This Wednesday is World TB Day.
In the past year, the COVID-19 pandemic has caused severe disruption to services for many diseases, including tuberculosis.
An estimated 1.4 million fewer people received care for TB in 2020 compared with 2019, and we fear that more than half a million more people may have died.
TB is preventable and treatable, but remains one of the world’s top infectious killers because too many people go undiagnosed.
Improved screening is essential to rapidly identify people with TB infection or disease, and connect them with care.
New guidance from WHO aims to help countries identify groups at highest risk of TB, so people can receive services for prevention and treatment.
In January, I said that the world was on the brink of a catastrophic moral failure unless urgent steps were taken to ensure equitable distribution of vaccines.
We have the means to avert this failure, but it’s shocking how little has been done to avert it.
The gap between the number of vaccines administered in rich countries, and the number of vaccines administered through COVAX is growing every single day, and becoming more grotesque every day.
Countries that are now vaccinating younger, healthy people at low risk of disease are doing so at the cost of the lives of health workers, older people and other at-risk groups in other countries.
The world’s poorest countries wonder whether rich countries really mean what they say when they talk about solidarity.
The inequitable distribution of vaccines is not just a moral outrage. It’s also economically and epidemiologically self-defeating.
Some countries are racing to vaccinate their entire populations while other countries have nothing. This may buy short-term security, but it’s a false sense of security.
The more transmission, the more variants. And the more variants that emerge, the more likely it is that they will evade vaccines.
And as long as the virus continues to circulate anywhere, people will continue to die, trade and travel will continue to be disrupted, and the economic recovery will be further delayed.
On Friday, WHO hosted a meeting of more than 800 experts on enhancing genomic sequencing of the SARS-CoV-2 virus globally, to improve the monitoring of its evolution.
Knowing when, how and where the virus is evolving is vital information.
But it’s of limited use if countries do not work together to suppress transmission everywhere at the same time.
If countries won’t share vaccines for the right reasons, we appeal to them to do it out of self-interest.
There are some countries that have set a great example. The Republic of Korea, despite being a high-income country that could easily afford to buy vaccines through bilateral deals, has waited its turn for vaccines through COVAX.
WHO is continuing to work day and night to find solutions to increase the production and equitable distribution of vaccines.
I have had conversations with leaders from high-income countries that have many times more doses than they need, asking them to share doses through COVAX.
I’ve had conversations with leaders from lower-income countries, whose economies are suffering and who are asking when they will get vaccines.
And I’ve had conversations with executives from vaccine manufacturers about how to ramp up production.
Recently, for example, I spoke to the CEO of AstraZeneca, Pascal Soriot, about the shared challenges we face in ramping up production and rolling out vaccines.
So far, AstraZeneca is the only company that has committed to not profiting from its COVID-19 vaccine during the pandemic.
And so far, it’s the only vaccine developer that has made a significant contribution to vaccine equity, by licensing its technology to several other companies, including SK Bio in the Republic of Korea and the Serum Institute of India, which are producing more than 90% of the vaccines that have so far been distributed through COVAX.
We need more vaccine producers to follow this example and license their technology to other companies.
A year ago, Costa Rica and WHO launched the mechanism to do this, the COVID-19 Technology Access Pool, or C-TAP, which promotes an open-science model, where licensing would occur in a non-exclusive, transparent manner to leverage as much manufacturing capacity as possible.
So far, C-TAP remains a highly promising but under-utilized tool.
WHO and our partners can design and advocate for solutions. But we need all countries and all manufacturers to work with us to make them happen.

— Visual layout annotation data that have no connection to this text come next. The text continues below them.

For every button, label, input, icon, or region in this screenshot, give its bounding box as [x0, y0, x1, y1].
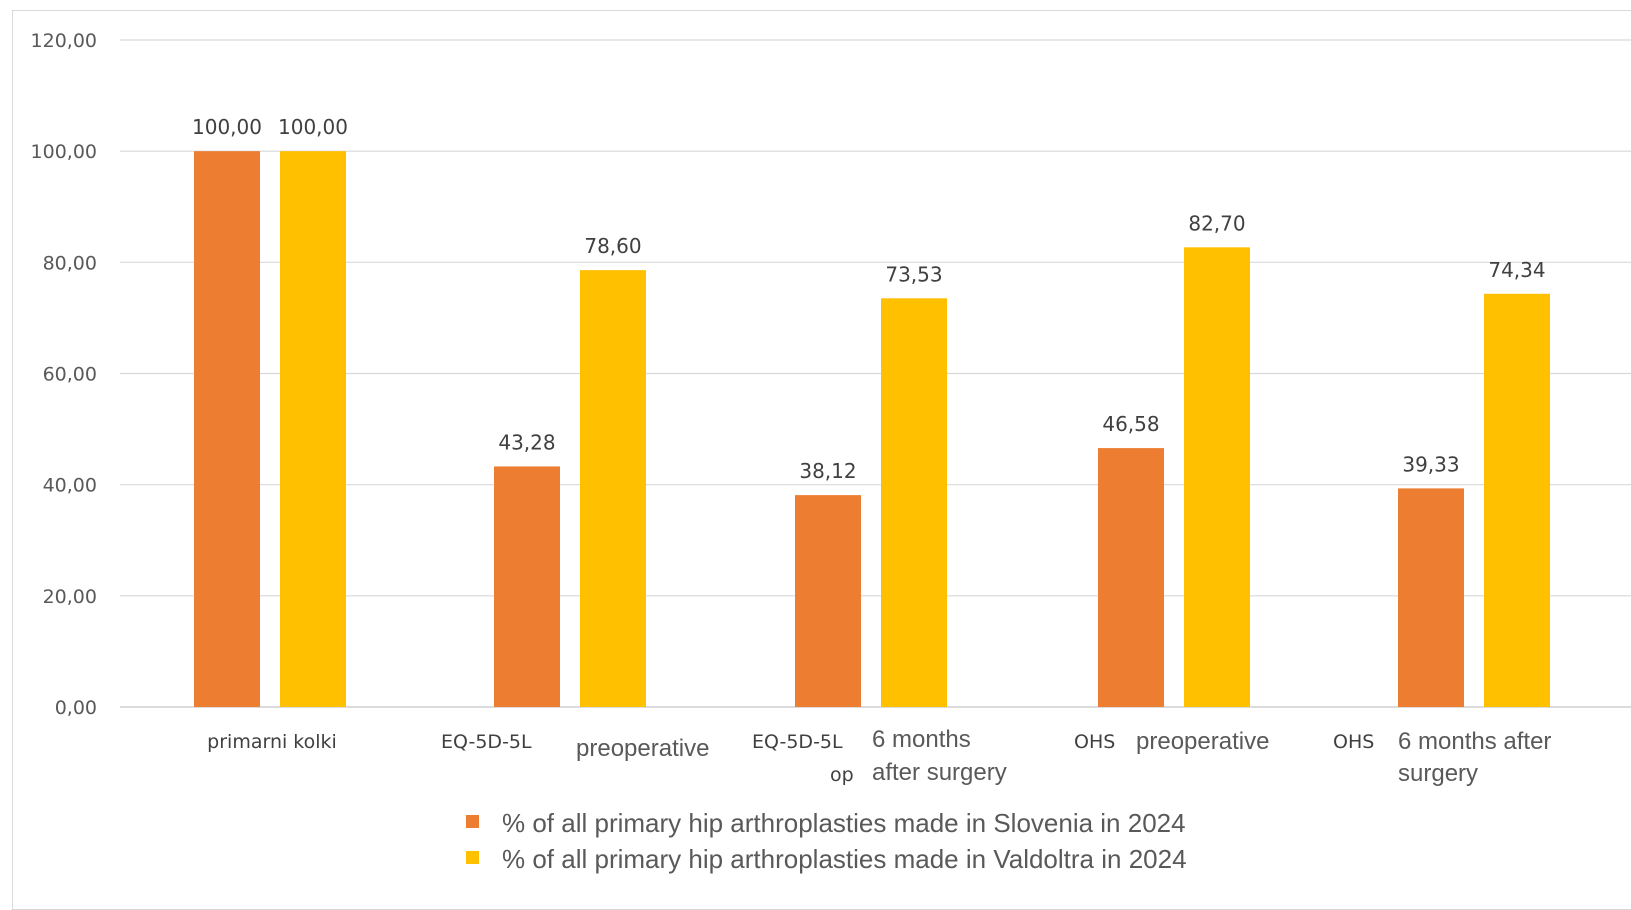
legend-label: % of all primary hip arthroplasties made…: [502, 808, 1186, 838]
bar-slovenia: [494, 466, 560, 707]
legend: % of all primary hip arthroplasties made…: [466, 808, 1187, 874]
data-label: 73,53: [885, 262, 942, 286]
y-tick-label: 60,00: [43, 364, 97, 386]
bar-valdoltra: [881, 298, 947, 707]
category-sublabel: surgery: [1398, 760, 1478, 787]
legend-label: % of all primary hip arthroplasties made…: [502, 844, 1187, 874]
y-tick-label: 20,00: [43, 586, 97, 608]
data-label: 43,28: [498, 430, 555, 454]
category-sublabel: preoperative: [1136, 728, 1269, 755]
bar-valdoltra: [1184, 247, 1250, 707]
gridlines: [120, 39, 1631, 708]
y-tick-label: 80,00: [43, 252, 97, 274]
legend-swatch: [466, 851, 479, 864]
bar-valdoltra: [1484, 293, 1550, 707]
category-sublabel: after surgery: [872, 759, 1007, 786]
data-label: 78,60: [584, 234, 641, 258]
category-sublabel: 6 months after: [1398, 728, 1551, 755]
y-tick-label: 0,00: [55, 697, 97, 719]
bar-slovenia: [194, 151, 260, 707]
bar-slovenia: [1398, 488, 1464, 707]
data-label: 82,70: [1188, 211, 1245, 235]
category-label: op: [830, 764, 854, 786]
data-label: 74,34: [1488, 258, 1545, 282]
y-tick-label: 40,00: [43, 475, 97, 497]
bar-slovenia: [1098, 448, 1164, 707]
category-sublabel: 6 months: [872, 726, 971, 753]
data-label: 39,33: [1402, 452, 1459, 476]
bar-valdoltra: [280, 151, 346, 707]
category-sublabel: preoperative: [576, 735, 709, 762]
data-label: 100,00: [192, 115, 262, 139]
category-label: OHS: [1074, 731, 1115, 753]
x-axis-categories: primarni kolki EQ-5D-5L preoperative EQ-5D-…: [207, 726, 1551, 787]
data-labels: 100,00 43,28 38,12 46,58 39,33 100,00 78,60 73,…: [192, 115, 1546, 483]
y-tick-label: 100,00: [31, 141, 97, 163]
data-label: 38,12: [799, 459, 856, 483]
bar-slovenia: [795, 495, 861, 707]
data-label: 100,00: [278, 115, 348, 139]
category-label: EQ-5D-5L: [441, 731, 532, 753]
y-axis: 0,00 20,00 40,00 60,00 80,00 100,00 120,00: [31, 30, 97, 719]
legend-swatch: [466, 815, 479, 828]
y-tick-label: 120,00: [31, 30, 97, 52]
category-label: primarni kolki: [207, 731, 337, 753]
bars: [194, 151, 1550, 707]
bar-valdoltra: [580, 270, 646, 707]
category-label: EQ-5D-5L: [752, 731, 843, 753]
category-label: OHS: [1333, 731, 1374, 753]
data-label: 46,58: [1102, 412, 1159, 436]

On Friday, WHO’s Global Advisory Committee on Vaccine Safety concluded that the available data do not suggest any overall increase in clotting conditions following administration of the Oxford-AstraZeneca vaccine.
Today, AstraZeneca announced positive results from a trial of the vaccine among more than 32 thousand people in Chile, Peru and the United States.
The vaccine was 79% effective in preventing symptomatic COVID-19 and 100% effective in preventing hospitalization and death. No safety concerns were reported.
These data are further evidence that the Oxford-AstraZeneca vaccine is safe and effective.
Finally, I’m pleased to announce that a shortlist has now been selected from 1200 entries for the WHO Health for All Film Festival.
The films are available on the WHO YouTube channel, and between now and the 10th of May we are inviting members of the public to watch them and make comments.
Our expert jury will select six winners in different categories, with the prizes to be awarded on the 13th of May, before our World Health Assembly.